The triglyceride-lowering effect of tocotrienol observed in this clinical study agrees with a previous publication by Davos Life Science, in which supplementation with 120 mg γδ-tocotrienol in 10 hypercholesterolemic subjects for 8 weeks led to a 28% reduction in plasma triglyceride levels.

Both the tocotrienol supplementation group and the control group have decreased levels of total cholesterol, higher levels of high density lipoprotein cholesterol (HDLC) and decreased levels of low-density lipoprotein cholesterol (LDLC) at week 16. This could be due to the effect of the cholesterol-lowering drug statin of which 30-40% of the patients were taking concurrently.

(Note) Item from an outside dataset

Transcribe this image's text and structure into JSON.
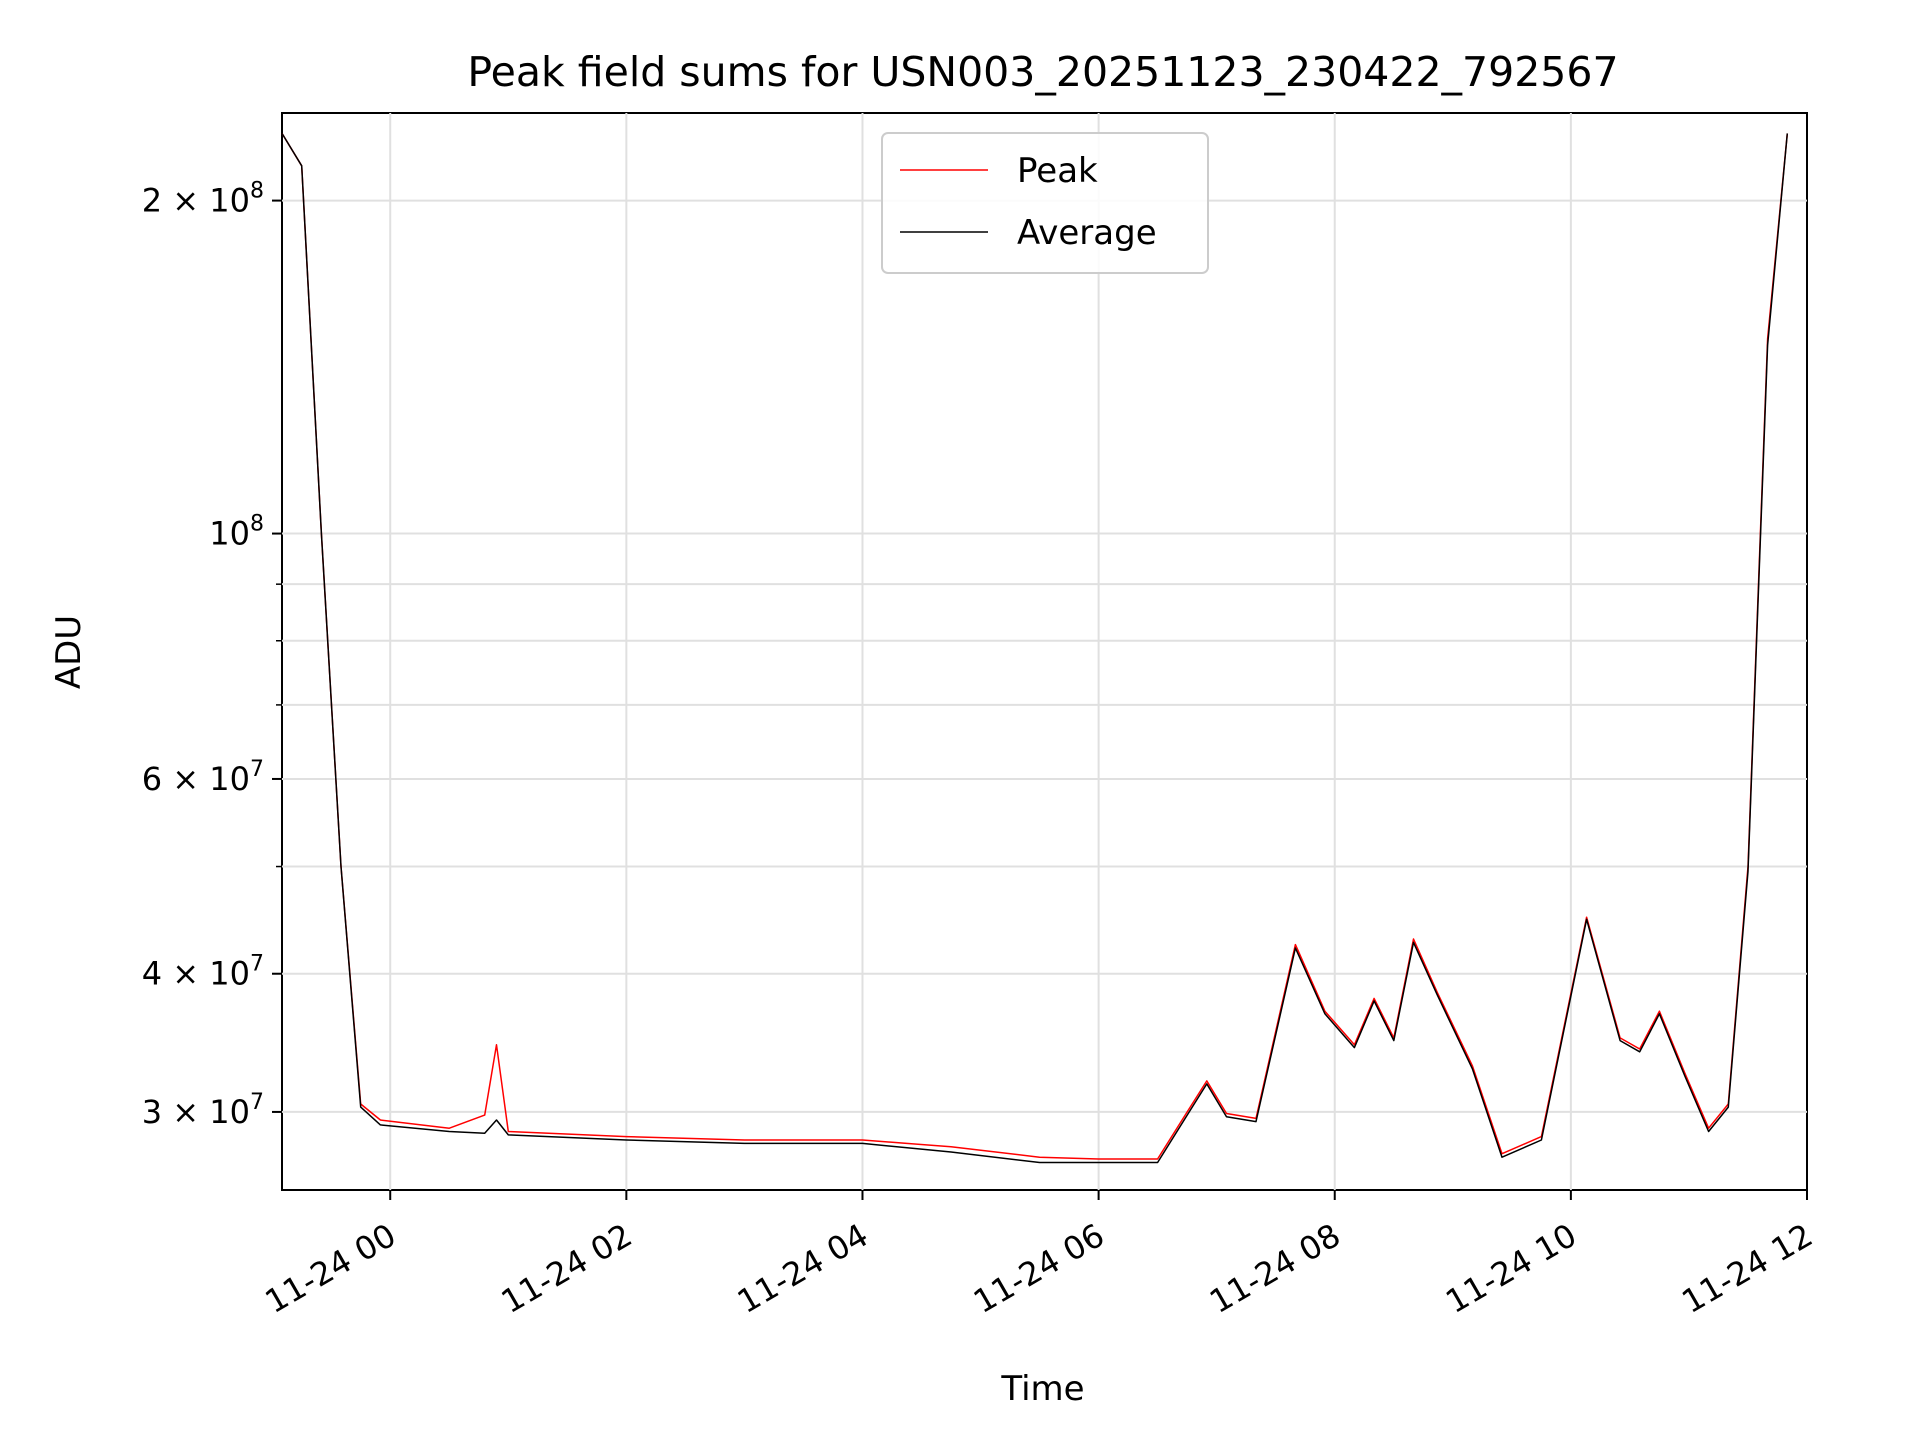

This study reinforced the cardiovascular benefits of palm-derived tocotrienols in lowering triglyceride levels in subjects with mild to moderate dyslipidemia.

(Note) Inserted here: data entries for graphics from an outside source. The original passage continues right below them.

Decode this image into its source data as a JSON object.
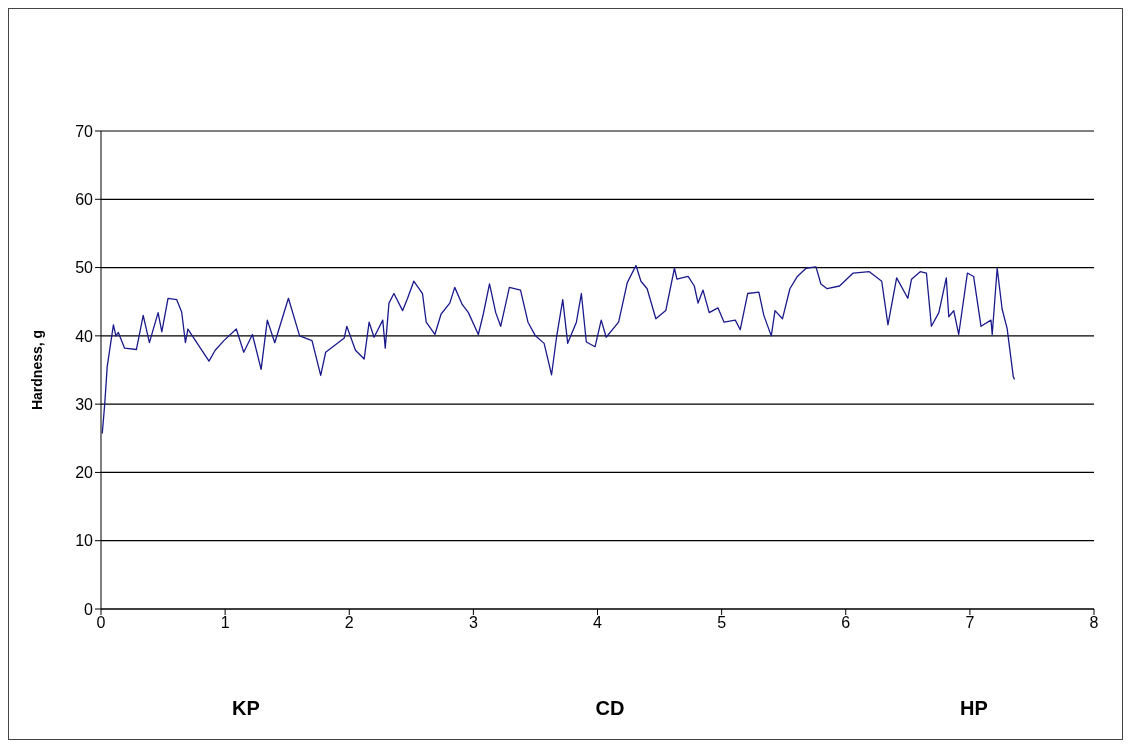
{
  "chart_data": {
    "type": "line",
    "ylabel": "Hardness, g",
    "x": [
      0.01,
      0.03,
      0.05,
      0.1,
      0.12,
      0.14,
      0.19,
      0.285,
      0.34,
      0.39,
      0.46,
      0.49,
      0.54,
      0.61,
      0.65,
      0.68,
      0.7,
      0.87,
      0.92,
      0.99,
      1.09,
      1.15,
      1.22,
      1.29,
      1.34,
      1.4,
      1.51,
      1.6,
      1.7,
      1.77,
      1.81,
      1.96,
      1.98,
      2.05,
      2.12,
      2.16,
      2.2,
      2.27,
      2.29,
      2.32,
      2.36,
      2.43,
      2.47,
      2.52,
      2.59,
      2.62,
      2.69,
      2.74,
      2.81,
      2.85,
      2.91,
      2.96,
      3.04,
      3.08,
      3.13,
      3.18,
      3.22,
      3.29,
      3.38,
      3.44,
      3.5,
      3.57,
      3.63,
      3.67,
      3.72,
      3.76,
      3.83,
      3.87,
      3.91,
      3.98,
      4.03,
      4.07,
      4.17,
      4.24,
      4.31,
      4.35,
      4.4,
      4.47,
      4.55,
      4.62,
      4.64,
      4.73,
      4.78,
      4.81,
      4.85,
      4.9,
      4.97,
      5.02,
      5.11,
      5.15,
      5.21,
      5.3,
      5.34,
      5.4,
      5.43,
      5.49,
      5.55,
      5.61,
      5.68,
      5.76,
      5.8,
      5.85,
      5.95,
      6.06,
      6.19,
      6.29,
      6.34,
      6.41,
      6.5,
      6.53,
      6.6,
      6.65,
      6.69,
      6.75,
      6.81,
      6.83,
      6.87,
      6.91,
      6.98,
      7.03,
      7.09,
      7.17,
      7.18,
      7.22,
      7.26,
      7.3,
      7.35,
      7.36
    ],
    "series": [
      {
        "color": "#1a1a8c",
        "values": [
          25.7,
          30,
          35.5,
          41.6,
          40,
          40.5,
          38.2,
          38,
          43,
          39,
          43.4,
          40.6,
          45.5,
          45.3,
          43.5,
          39,
          41,
          36.3,
          37.9,
          39.3,
          41,
          37.6,
          40.2,
          35.1,
          42.3,
          39,
          45.5,
          40,
          39.3,
          34.2,
          37.6,
          39.7,
          41.4,
          37.9,
          36.6,
          42,
          39.8,
          42.3,
          38.2,
          44.8,
          46.2,
          43.7,
          45.5,
          48,
          46.2,
          42,
          40.2,
          43.2,
          44.8,
          47.1,
          44.6,
          43.4,
          40.2,
          43.2,
          47.6,
          43.4,
          41.4,
          47.1,
          46.7,
          42,
          40,
          38.9,
          34.3,
          39.8,
          45.3,
          38.9,
          42,
          46.2,
          39.1,
          38.4,
          42.3,
          39.8,
          42,
          47.8,
          50.3,
          48,
          46.9,
          42.5,
          43.7,
          49.9,
          48.3,
          48.7,
          47.3,
          44.8,
          46.7,
          43.4,
          44.1,
          42,
          42.3,
          40.9,
          46.2,
          46.4,
          43,
          40,
          43.7,
          42.5,
          46.9,
          48.7,
          49.9,
          50.1,
          47.6,
          46.9,
          47.3,
          49.2,
          49.4,
          48,
          41.6,
          48.5,
          45.5,
          48.3,
          49.4,
          49.2,
          41.4,
          43.4,
          48.5,
          42.8,
          43.7,
          40.2,
          49.2,
          48.7,
          41.4,
          42.3,
          40.2,
          49.9,
          43.9,
          41.1,
          34,
          33.6
        ]
      }
    ],
    "xlim": [
      0,
      8
    ],
    "xticks": [
      0,
      1,
      2,
      3,
      4,
      5,
      6,
      7,
      8
    ],
    "ylim": [
      0,
      70
    ],
    "yticks": [
      0,
      10,
      20,
      30,
      40,
      50,
      60,
      70
    ],
    "grid": "y",
    "marker": "none",
    "line_style": "solid",
    "annotations": [
      "KP",
      "CD",
      "HP"
    ]
  }
}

Tocotrienols for normalisation of hepatic echogenic response in nonalcoholic fatty liver: a randomised placebo-controlled clinical trial.

Magosso E, Ansari MA, Gopalan Y, Shuaib IL, Wong JW, Khan NA, Abu Bakar MR, Ng BH, Yuen KH.

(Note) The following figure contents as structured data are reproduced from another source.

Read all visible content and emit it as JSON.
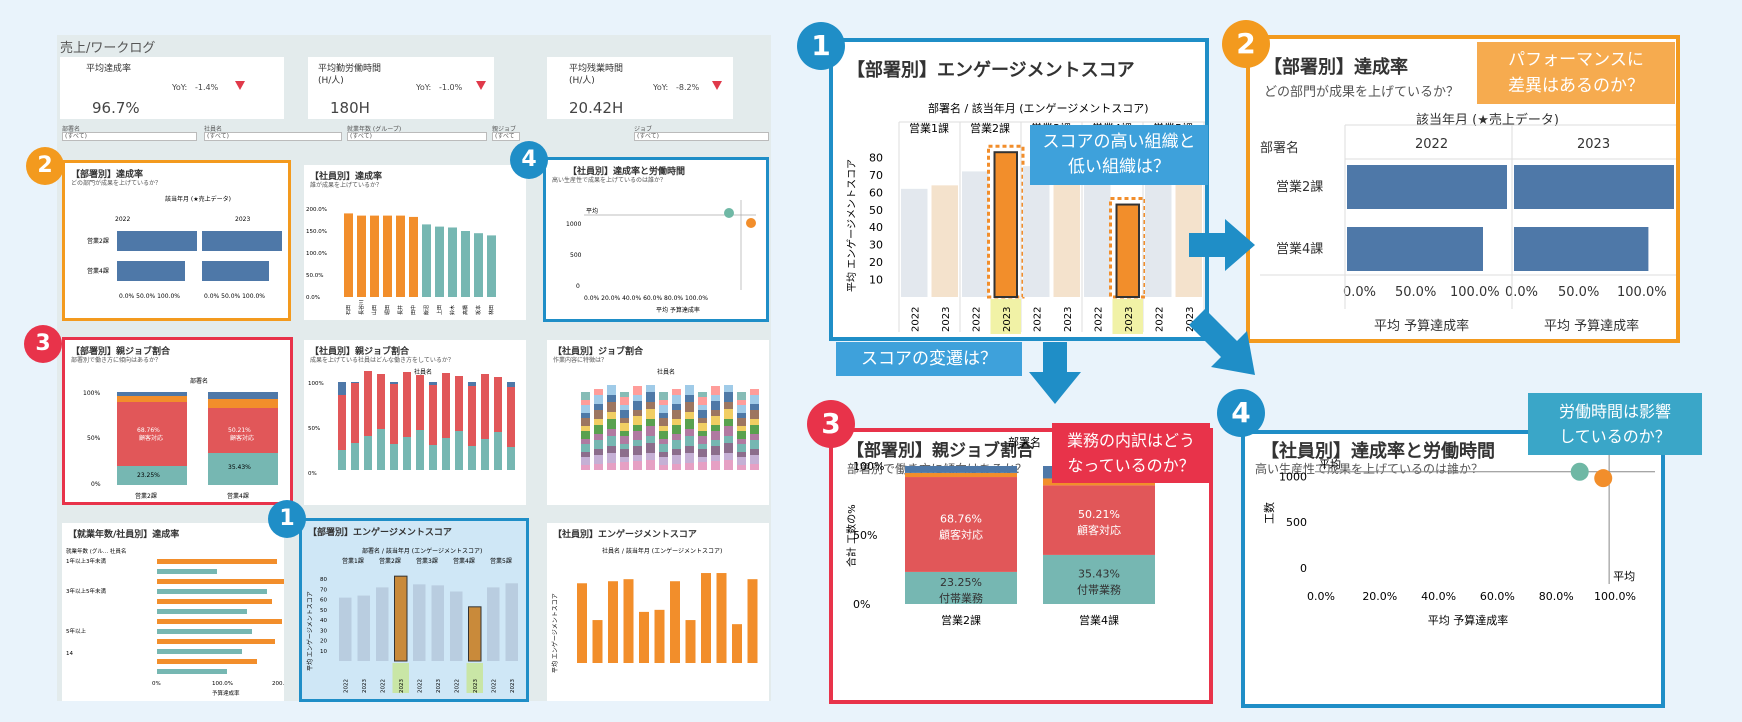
{
  "dashboard": {
    "title": "売上/ワークログ"
  },
  "kpis": [
    {
      "label": "平均達成率",
      "yoy_label": "YoY:",
      "yoy_value": "-1.4%",
      "value": "96.7%"
    },
    {
      "label": "平均勤労働時間\n(H/人)",
      "yoy_label": "YoY:",
      "yoy_value": "-1.0%",
      "value": "180H"
    },
    {
      "label": "平均残業時間\n(H/人)",
      "yoy_label": "YoY:",
      "yoy_value": "-8.2%",
      "value": "20.42H"
    }
  ],
  "filters": [
    {
      "label": "部署名",
      "value": "(すべて)"
    },
    {
      "label": "社員名",
      "value": "(すべて)"
    },
    {
      "label": "就業年数 (グループ)",
      "value": "(すべて)"
    },
    {
      "label": "親ジョブ",
      "value": "(すべて"
    },
    {
      "label": "ジョブ",
      "value": "(すべて)"
    }
  ],
  "badges": {
    "one": "1",
    "two": "2",
    "three": "3",
    "four": "4"
  },
  "panels": {
    "dept_rate": {
      "title": "【部署別】達成率",
      "subtitle": "どの部門が成果を上げているか？",
      "dim": "部署名",
      "period": "該当年月 (★売上データ)",
      "years": [
        "2022",
        "2023"
      ],
      "rows": [
        "営業2課",
        "営業4課"
      ],
      "ticks": [
        "0.0%",
        "50.0%",
        "100.0%",
        "0.0%",
        "50.0%",
        "100.0%"
      ],
      "measure": "平均 予算達成率",
      "measure2": "平均 予算達成率"
    },
    "emp_rate": {
      "title": "【社員別】達成率",
      "subtitle": "誰が成果を上げているか？",
      "yticks": [
        "200.0%",
        "150.0%",
        "100.0%",
        "50.0%",
        "0.0%"
      ],
      "names": [
        "石田",
        "長谷川",
        "山田",
        "堀田",
        "長井",
        "田中",
        "飯沼",
        "上田",
        "鈴木",
        "高橋",
        "坂本",
        "林田"
      ]
    },
    "emp_scatter": {
      "title": "【社員別】達成率と労働時間",
      "subtitle": "高い生産性で成果を上げているのは誰か？",
      "avg": "平均",
      "xticks": [
        "0.0%",
        "20.0%",
        "40.0%",
        "60.0%",
        "80.0%",
        "100.0%"
      ],
      "yticks": [
        "1000",
        "500",
        "0"
      ],
      "ylabel": "工数",
      "xlabel": "平均 予算達成率"
    },
    "dept_parent": {
      "title": "【部署別】親ジョブ割合",
      "subtitle": "部署別で働き方に傾向はあるか？",
      "dim": "部署名",
      "yticks": [
        "100%",
        "50%",
        "0%"
      ],
      "ylabel": "合計 工数の%",
      "cats": [
        "営業2課",
        "営業4課"
      ],
      "red": [
        "68.76%",
        "50.21%"
      ],
      "red_label": "顧客対応",
      "green": [
        "23.25%",
        "35.43%"
      ],
      "green_label": "付帯業務"
    },
    "emp_parent": {
      "title": "【社員別】親ジョブ割合",
      "subtitle": "成果を上げている社員はどんな働き方をしているか？",
      "dim": "社員名",
      "yticks": [
        "100%",
        "50%",
        "0%"
      ],
      "ylabel": "合計 工数の%"
    },
    "emp_job": {
      "title": "【社員別】ジョブ割合",
      "subtitle": "作業内容に特徴は？",
      "dim": "社員名"
    },
    "tenure": {
      "title": "【就業年数/社員別】達成率",
      "header": "就業年数 (グル... 社員名",
      "groups": [
        "1年以上3年未満",
        "3年以上5年未満",
        "5年以上",
        "14"
      ],
      "xticks": [
        "0%",
        "100.0%",
        "200.0%"
      ],
      "xlabel": "予算達成率"
    },
    "dept_eng": {
      "title": "【部署別】エンゲージメントスコア",
      "header": "部署名 / 該当年月 (エンゲージメントスコア)",
      "depts": [
        "営業1課",
        "営業2課",
        "営業3課",
        "営業4課",
        "営業5課"
      ],
      "yticks": [
        "80",
        "70",
        "60",
        "50",
        "40",
        "30",
        "20",
        "10"
      ],
      "ylabel": "平均 エンゲージメントスコア",
      "years": [
        "2022",
        "2023"
      ]
    },
    "emp_eng": {
      "title": "【社員別】エンゲージメントスコア",
      "header": "社員名 / 該当年月 (エンゲージメントスコア)",
      "ylabel": "平均 エンゲージメントスコア"
    }
  },
  "callouts": {
    "perf": "パフォーマンスに\n差異はあるのか？",
    "score": "スコアの高い組織と\n低い組織は？",
    "change": "スコアの変遷は？",
    "breakdown": "業務の内訳はどう\nなっているのか？",
    "hours": "労働時間は影響\nしているのか？"
  },
  "chart_data": [
    {
      "type": "bar",
      "title": "【部署別】エンゲージメントスコア",
      "categories": [
        "営業1課 2022",
        "営業1課 2023",
        "営業2課 2022",
        "営業2課 2023",
        "営業3課 2022",
        "営業3課 2023",
        "営業4課 2022",
        "営業4課 2023",
        "営業5課 2022",
        "営業5課 2023"
      ],
      "values": [
        62,
        64,
        72,
        83,
        75,
        74,
        68,
        53,
        72,
        76
      ],
      "ylim": [
        0,
        90
      ],
      "highlighted": [
        "営業2課 2023",
        "営業4課 2023"
      ],
      "ylabel": "平均 エンゲージメントスコア"
    },
    {
      "type": "bar",
      "title": "【部署別】達成率",
      "categories": [
        "営業2課",
        "営業4課"
      ],
      "series": [
        {
          "name": "2022",
          "values": [
            100,
            85
          ]
        },
        {
          "name": "2023",
          "values": [
            100,
            84
          ]
        }
      ],
      "xlim": [
        0,
        100
      ],
      "xlabel": "平均 予算達成率"
    },
    {
      "type": "bar",
      "title": "【部署別】親ジョブ割合",
      "categories": [
        "営業2課",
        "営業4課"
      ],
      "series": [
        {
          "name": "付帯業務",
          "values": [
            23.25,
            35.43
          ]
        },
        {
          "name": "顧客対応",
          "values": [
            68.76,
            50.21
          ]
        },
        {
          "values": [
            3,
            5
          ]
        },
        {
          "values": [
            5,
            9
          ]
        }
      ],
      "ylim": [
        0,
        100
      ],
      "ylabel": "合計 工数の%"
    },
    {
      "type": "scatter",
      "title": "【社員別】達成率と労働時間",
      "x": [
        88,
        96
      ],
      "y": [
        1050,
        980
      ],
      "xlim": [
        0,
        100
      ],
      "ylim": [
        0,
        1200
      ],
      "xlabel": "平均 予算達成率",
      "ylabel": "工数"
    }
  ]
}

Nutr J . 2013 Dec 27;12(1):166. doi: 10.1186/1475-2891-12-166.

Abstract

Background: Nonalcoholic fatty liver disease (NAFLD) is one of the commonest liver disorders. Obesity, insulin resistance, lipid peroxidation and oxidative stress have been identified amongst the possible hits leading to the onset and progression of this disease. Nutritional evaluation of NAFLD patients showed a lower-than-recommended intake of vitamin E. Vitamin E is a family of 8 isoforms, 4 tocopherols and 4 tocotrienols. Alpha-tocopherol has been widely investigated in liver diseases, whereas no previous clinical trial has investigated tocotrienols for NAFLD. Aim of the study was to determine the effects of mixed tocotrienols, in normalising the hepatic echogenic response in hypercholesterolaemic patients with ultrasound-proven NAFLD.

Methods: Eighty-seven untreated hypercholesterolaemic adults with ultrasound-proven NAFLD were enrolled and randomised into control group (n = 44) and tocotrienols group (n = 43). The treatment, either mixed tocotrienols 200 mg twice daily or placebo, had a 1-year duration.Normalisation of hepatic echogenic response, being the trial primary aim, was used in sample size calculations. The data were assessed according to intention to treat principle as primary outcome. Per protocol analysis was also carried out as secondary outcome measurement.

Results: Thirty and 34 participants concluded the study in the tocotrienols and placebo group respectively. Alpha-tocopherol levels were within the normal range for all subjects. As primary outcome, the normalisation of hepatic echogenic response was significantly higher for the tocotrienols treated group compared to the placebo group in the intention to treat analysis (P = 0.039; 95% CI = 0.896-6.488). As secondary objective, the per protocol assessment also showed significant rate of remission (P = 0.014; 95% CI = 1.117-9.456). Worsening of NAFLD grade was recorded in two patients in the placebo group, but none in the group treated with tocotrienols. No adverse events were reported for both groups.

Conclusion: This is the first clinical trial that showed the hepatoprotective effects of mixed palm tocotrienols in hypercholesterolemic adults with NAFLD.

Trial registration: ClinicalTrials.gov NCT00753532.